River guru, Glen Pointon knows a thing or two about catching trout from running water so who were we to curb his enthusiasm when he writes about his favourite thing in the whole world - dry fly fishing!
I was talking to a good friend of mine the other day who has just taken up fly fishing through the winter and I put him in touch with fellow guide Andy Buckley as I don’t like to guide my friends. He was telling me Andy had been teaching him French nymphing and duo methods but then his voice started to get excited as he mentioned a fish that was taking off of the surface! Andy had quickly attached a dry fly, and in my friend's words; "As soon as it hit the water, the fish exploded and took his dry fly." My mates voice was buzzing with enthusiasm and after many years of dry fly fishing, I knew exactly how he felt!
We are few weeks off of the start of the trout season in Derbyshire which is open on the 17th March and I just can’t wait. So here are a few tips and tricks to hopefully give some anglers the edge on catching there the first trout on a dry fly.
In March we have a fly that hatches named the 'Large Dark Olive'. Without boring you with biology, this fly is surely my favourite throughout the whole season because it is very easy to copy as an artificial fly, due to its size and dark colours. It's also a fly that shows itself in a variety of weather conditions.
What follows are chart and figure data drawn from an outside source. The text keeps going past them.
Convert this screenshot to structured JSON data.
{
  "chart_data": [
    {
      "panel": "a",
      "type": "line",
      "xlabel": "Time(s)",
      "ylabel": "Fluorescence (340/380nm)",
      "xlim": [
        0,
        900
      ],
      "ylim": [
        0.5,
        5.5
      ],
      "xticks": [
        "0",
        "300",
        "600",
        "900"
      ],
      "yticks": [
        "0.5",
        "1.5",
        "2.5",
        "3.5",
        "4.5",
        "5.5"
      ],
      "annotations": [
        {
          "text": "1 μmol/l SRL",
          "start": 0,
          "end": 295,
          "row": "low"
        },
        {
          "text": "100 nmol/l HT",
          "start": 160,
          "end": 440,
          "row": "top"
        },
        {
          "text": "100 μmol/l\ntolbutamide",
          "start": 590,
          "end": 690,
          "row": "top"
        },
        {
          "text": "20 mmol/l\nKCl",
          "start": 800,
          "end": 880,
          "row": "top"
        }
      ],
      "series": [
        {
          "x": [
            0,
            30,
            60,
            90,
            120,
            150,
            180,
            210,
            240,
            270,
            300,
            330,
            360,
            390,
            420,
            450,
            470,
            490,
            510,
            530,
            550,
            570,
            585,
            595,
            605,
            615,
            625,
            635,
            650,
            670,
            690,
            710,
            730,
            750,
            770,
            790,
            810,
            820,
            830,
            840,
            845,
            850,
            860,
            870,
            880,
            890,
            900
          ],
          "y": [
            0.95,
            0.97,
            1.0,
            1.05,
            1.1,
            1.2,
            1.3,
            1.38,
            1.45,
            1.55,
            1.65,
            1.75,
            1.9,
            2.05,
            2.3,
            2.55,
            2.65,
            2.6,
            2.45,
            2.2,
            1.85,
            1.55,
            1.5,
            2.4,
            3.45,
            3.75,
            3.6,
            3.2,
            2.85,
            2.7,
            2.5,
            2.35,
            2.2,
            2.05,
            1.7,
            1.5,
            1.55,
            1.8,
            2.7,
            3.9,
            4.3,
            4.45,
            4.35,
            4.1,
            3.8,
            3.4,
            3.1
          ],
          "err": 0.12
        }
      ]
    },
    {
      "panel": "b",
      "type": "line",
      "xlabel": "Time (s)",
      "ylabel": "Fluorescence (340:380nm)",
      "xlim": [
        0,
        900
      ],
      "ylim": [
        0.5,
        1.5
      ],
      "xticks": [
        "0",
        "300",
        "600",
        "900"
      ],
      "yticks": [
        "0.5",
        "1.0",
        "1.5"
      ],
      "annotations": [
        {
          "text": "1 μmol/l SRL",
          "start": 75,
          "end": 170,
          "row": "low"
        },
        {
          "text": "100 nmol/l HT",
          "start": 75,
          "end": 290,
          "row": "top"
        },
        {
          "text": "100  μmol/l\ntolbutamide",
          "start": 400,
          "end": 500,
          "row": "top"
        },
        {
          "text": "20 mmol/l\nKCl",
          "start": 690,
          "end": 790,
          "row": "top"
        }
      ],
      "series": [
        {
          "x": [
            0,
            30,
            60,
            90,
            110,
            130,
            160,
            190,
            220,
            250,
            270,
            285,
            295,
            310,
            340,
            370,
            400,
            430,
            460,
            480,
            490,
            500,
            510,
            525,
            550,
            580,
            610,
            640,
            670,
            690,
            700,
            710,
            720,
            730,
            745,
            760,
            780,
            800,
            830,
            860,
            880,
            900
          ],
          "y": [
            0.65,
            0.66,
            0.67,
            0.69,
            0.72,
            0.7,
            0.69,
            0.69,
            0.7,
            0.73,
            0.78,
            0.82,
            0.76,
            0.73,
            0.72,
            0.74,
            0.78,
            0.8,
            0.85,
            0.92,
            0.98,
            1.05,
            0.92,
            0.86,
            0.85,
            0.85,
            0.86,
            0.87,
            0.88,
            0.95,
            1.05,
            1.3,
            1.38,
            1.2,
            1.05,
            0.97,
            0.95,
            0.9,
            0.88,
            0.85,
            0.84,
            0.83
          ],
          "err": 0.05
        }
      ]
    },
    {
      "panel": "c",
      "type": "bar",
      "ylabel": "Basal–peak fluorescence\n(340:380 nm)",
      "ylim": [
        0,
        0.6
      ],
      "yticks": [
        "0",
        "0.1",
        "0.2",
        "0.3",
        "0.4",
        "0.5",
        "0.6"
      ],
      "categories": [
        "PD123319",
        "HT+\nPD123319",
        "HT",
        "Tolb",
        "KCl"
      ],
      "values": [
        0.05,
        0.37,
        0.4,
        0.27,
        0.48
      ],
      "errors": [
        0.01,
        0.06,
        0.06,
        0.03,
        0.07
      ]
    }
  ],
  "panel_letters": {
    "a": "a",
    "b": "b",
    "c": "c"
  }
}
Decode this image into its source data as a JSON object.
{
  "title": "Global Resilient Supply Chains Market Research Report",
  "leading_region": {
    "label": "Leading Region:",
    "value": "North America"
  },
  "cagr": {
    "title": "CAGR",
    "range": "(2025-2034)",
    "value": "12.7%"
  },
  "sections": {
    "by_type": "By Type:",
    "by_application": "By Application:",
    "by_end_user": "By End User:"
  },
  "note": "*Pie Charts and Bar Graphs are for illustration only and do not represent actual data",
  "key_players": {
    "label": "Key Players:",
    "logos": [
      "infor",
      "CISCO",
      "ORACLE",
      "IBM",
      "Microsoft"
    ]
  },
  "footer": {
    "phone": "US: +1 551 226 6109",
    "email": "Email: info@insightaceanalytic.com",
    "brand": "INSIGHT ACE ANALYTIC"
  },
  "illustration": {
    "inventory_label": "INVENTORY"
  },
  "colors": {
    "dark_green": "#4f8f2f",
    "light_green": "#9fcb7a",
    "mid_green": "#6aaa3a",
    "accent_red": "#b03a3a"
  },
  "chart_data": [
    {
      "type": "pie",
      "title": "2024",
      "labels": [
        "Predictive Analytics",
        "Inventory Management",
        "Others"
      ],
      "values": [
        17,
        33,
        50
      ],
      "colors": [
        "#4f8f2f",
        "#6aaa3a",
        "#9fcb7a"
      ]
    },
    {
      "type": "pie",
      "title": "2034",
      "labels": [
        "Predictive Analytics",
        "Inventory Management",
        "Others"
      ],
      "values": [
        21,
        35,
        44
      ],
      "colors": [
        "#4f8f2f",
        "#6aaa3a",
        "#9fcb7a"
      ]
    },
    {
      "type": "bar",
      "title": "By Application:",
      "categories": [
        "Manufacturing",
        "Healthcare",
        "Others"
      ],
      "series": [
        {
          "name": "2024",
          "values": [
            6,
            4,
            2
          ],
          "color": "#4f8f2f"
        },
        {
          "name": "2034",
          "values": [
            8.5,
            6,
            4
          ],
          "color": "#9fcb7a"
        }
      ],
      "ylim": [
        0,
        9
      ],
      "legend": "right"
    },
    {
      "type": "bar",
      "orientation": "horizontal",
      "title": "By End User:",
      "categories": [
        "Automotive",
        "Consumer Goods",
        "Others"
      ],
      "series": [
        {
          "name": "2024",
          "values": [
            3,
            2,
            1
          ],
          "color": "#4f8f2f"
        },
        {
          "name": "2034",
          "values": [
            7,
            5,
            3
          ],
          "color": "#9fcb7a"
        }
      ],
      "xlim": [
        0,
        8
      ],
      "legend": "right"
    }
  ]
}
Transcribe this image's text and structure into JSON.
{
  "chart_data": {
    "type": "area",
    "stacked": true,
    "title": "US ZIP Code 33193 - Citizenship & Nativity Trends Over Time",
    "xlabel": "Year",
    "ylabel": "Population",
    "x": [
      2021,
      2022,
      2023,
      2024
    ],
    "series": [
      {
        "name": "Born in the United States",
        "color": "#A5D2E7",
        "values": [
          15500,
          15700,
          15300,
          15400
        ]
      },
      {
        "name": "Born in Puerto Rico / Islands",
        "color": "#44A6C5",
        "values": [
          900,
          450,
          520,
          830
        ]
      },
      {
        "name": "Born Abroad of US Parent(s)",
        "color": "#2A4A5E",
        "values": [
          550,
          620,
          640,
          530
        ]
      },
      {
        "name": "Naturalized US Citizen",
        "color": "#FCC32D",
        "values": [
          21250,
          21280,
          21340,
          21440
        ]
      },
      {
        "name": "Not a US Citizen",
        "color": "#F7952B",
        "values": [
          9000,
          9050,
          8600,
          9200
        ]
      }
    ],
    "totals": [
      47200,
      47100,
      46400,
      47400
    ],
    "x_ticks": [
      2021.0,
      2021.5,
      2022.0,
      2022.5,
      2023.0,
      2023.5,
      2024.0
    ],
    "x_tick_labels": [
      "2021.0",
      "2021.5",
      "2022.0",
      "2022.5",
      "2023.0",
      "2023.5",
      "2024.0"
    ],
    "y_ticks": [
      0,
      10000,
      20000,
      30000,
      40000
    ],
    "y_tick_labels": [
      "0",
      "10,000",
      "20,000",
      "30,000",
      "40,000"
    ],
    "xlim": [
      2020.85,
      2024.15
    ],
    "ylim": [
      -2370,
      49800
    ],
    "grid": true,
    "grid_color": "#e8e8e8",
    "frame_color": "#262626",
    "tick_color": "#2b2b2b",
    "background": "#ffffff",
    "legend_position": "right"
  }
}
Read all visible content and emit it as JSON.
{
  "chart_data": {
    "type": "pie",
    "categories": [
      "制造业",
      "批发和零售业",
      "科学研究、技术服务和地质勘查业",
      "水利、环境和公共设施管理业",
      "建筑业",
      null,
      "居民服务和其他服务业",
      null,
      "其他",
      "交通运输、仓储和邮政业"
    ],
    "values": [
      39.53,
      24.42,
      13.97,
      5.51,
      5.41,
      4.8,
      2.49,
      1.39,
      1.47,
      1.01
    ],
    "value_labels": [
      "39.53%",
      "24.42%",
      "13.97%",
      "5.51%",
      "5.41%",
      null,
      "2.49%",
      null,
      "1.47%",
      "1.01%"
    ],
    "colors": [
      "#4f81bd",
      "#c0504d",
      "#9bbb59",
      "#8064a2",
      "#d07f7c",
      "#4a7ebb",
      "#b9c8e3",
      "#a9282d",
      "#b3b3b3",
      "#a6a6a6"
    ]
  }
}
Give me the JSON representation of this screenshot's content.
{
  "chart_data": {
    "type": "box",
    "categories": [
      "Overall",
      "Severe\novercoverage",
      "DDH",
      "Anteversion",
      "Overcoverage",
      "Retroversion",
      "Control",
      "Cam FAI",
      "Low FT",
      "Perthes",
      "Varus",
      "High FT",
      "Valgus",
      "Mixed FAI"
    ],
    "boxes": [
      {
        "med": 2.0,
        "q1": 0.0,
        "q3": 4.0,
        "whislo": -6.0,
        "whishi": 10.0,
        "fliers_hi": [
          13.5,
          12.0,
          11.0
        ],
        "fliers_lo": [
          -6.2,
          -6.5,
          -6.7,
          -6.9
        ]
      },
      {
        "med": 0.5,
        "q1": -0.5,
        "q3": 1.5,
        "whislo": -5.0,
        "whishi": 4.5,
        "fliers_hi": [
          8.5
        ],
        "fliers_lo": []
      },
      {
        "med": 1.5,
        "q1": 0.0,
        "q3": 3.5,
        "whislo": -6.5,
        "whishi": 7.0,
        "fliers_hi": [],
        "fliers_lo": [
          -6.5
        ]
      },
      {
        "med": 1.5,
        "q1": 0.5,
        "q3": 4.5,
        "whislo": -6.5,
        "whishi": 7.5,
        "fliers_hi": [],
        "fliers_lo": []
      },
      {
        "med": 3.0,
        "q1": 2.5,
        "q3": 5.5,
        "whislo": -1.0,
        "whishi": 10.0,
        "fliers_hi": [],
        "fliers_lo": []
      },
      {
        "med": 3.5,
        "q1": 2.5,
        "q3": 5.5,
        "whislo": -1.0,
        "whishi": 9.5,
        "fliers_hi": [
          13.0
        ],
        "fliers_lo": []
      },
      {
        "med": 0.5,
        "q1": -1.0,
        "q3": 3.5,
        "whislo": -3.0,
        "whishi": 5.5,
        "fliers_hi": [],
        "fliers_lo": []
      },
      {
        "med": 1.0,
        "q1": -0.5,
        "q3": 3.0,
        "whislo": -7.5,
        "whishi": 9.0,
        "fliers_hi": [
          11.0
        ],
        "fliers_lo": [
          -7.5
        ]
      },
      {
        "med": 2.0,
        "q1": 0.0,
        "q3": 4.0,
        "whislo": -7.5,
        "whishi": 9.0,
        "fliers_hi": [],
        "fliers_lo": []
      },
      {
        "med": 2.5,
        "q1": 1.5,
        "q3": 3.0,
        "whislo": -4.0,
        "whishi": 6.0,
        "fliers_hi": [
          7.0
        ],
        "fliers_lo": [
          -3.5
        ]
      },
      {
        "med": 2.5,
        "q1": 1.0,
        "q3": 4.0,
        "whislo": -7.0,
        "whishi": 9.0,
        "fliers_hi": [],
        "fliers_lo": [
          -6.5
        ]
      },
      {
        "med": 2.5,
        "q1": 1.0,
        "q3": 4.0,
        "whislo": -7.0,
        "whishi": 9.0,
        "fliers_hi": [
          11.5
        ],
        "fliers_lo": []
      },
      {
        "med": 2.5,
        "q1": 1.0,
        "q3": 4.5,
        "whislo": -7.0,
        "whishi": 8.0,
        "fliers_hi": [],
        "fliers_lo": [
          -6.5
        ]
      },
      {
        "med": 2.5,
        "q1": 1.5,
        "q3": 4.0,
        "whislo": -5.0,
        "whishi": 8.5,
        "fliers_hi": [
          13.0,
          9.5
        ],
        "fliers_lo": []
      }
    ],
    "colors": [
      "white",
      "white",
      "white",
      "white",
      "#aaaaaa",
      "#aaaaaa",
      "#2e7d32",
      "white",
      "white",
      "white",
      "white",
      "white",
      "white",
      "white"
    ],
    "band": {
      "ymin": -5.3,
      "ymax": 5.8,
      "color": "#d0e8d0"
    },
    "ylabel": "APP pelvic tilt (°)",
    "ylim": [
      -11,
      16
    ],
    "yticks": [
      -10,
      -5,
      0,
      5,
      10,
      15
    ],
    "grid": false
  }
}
During the winter period the trout have been sulking in their holes and under roots, after an aggressive time spawning and with the change in temperature, they are now ready to feed again after losing a quite considerable amount of weight.
This is a big advantage for a 'stalking' dry fly trout angler as a hungry fish can be easy to locate and target. So my advice is to get out before the season starts and look for when the hatches start, as a rule, I have found it’s the warmest time of the day and hatches only last for around an hour maximum.
One of nature’s tricks is to look for wagtails. If they are on the wing and darting about you can be 100% certain a hatch is about to happen. The trout will visually see the nymphs ascending to the surface and will sway out of its home and start to ‘nymph’ around midwater. You won’t know this is going on at the time unless your fishing a gin clear river sighting them, but you can be assured, if you see the odd large dark olive cruising down the river or heading to the trees you know what is happening below the surface.
Some anglers would start to nymph fish with the weighted fly at this stage, but now is the time to be patient. There is a stage in the hatch where it’s more beneficial for the trout to get into a ‘food lane’, sitting inches away from the surface film and start to take the emerging and fully emerged large dark olives.
At this stage, you should be already in a position to present a fly to the rising trout. So your fly is tied on and you have peeled enough of your fly line out from your reel to make the cast. Now, wait and act like a Heron! Trout are one of the spookiest fish you will come across and a bad move can send the fish bolting for cover and ruin your chance.
You need to see the trout taking flys confidently and by this, I mean rising regularly. This is very important as when a trout is in this feeding mode it tends to show its weakness and drop its guard slightly.
Now here is my biggest tip in dry fly fishing that will increase your success rate throughout the season! When the targeted trout come up to take the natural fly you must immediately start your cast. Try for one back cast and shoot the fly into the same line as the naturals. This method is absolutely devastating on big wise spooky trout as when it rises to take the natural, it has lost its guard and a tippet or fly line landing near the fish will not spook it.
When the trout approaches your fly you need to stay calm at this point but this is something I can’t actually do or help you with! Steve Cullen and I have been so excited at times we have snatched the fly out of the fishes mouth or struck so hard and snapped the tippet! The method is to let the fish take the fly and drop its head then calmly set the hook. But I rarely manage this, as my heart goes into palpitations!
People have talked about the presentation of your fly for years and it’s very important but that’s a huge subject and one for my next article. My advice to newcomers is to land your fly 30cm to 100cm above the rising fish and it will eliminate many problems with drag in a lot of situations. As for flys to use you can’t go wrong with a CDC shuttle cock pattern, it’s a simple fly, but deadly in all situations.
One last point. Be wary of the size of the fly you are using, in Derbyshire our 'Large Dark Olives' are size 14/16 but over the border, in Wales, I have seen them as big as a size 12.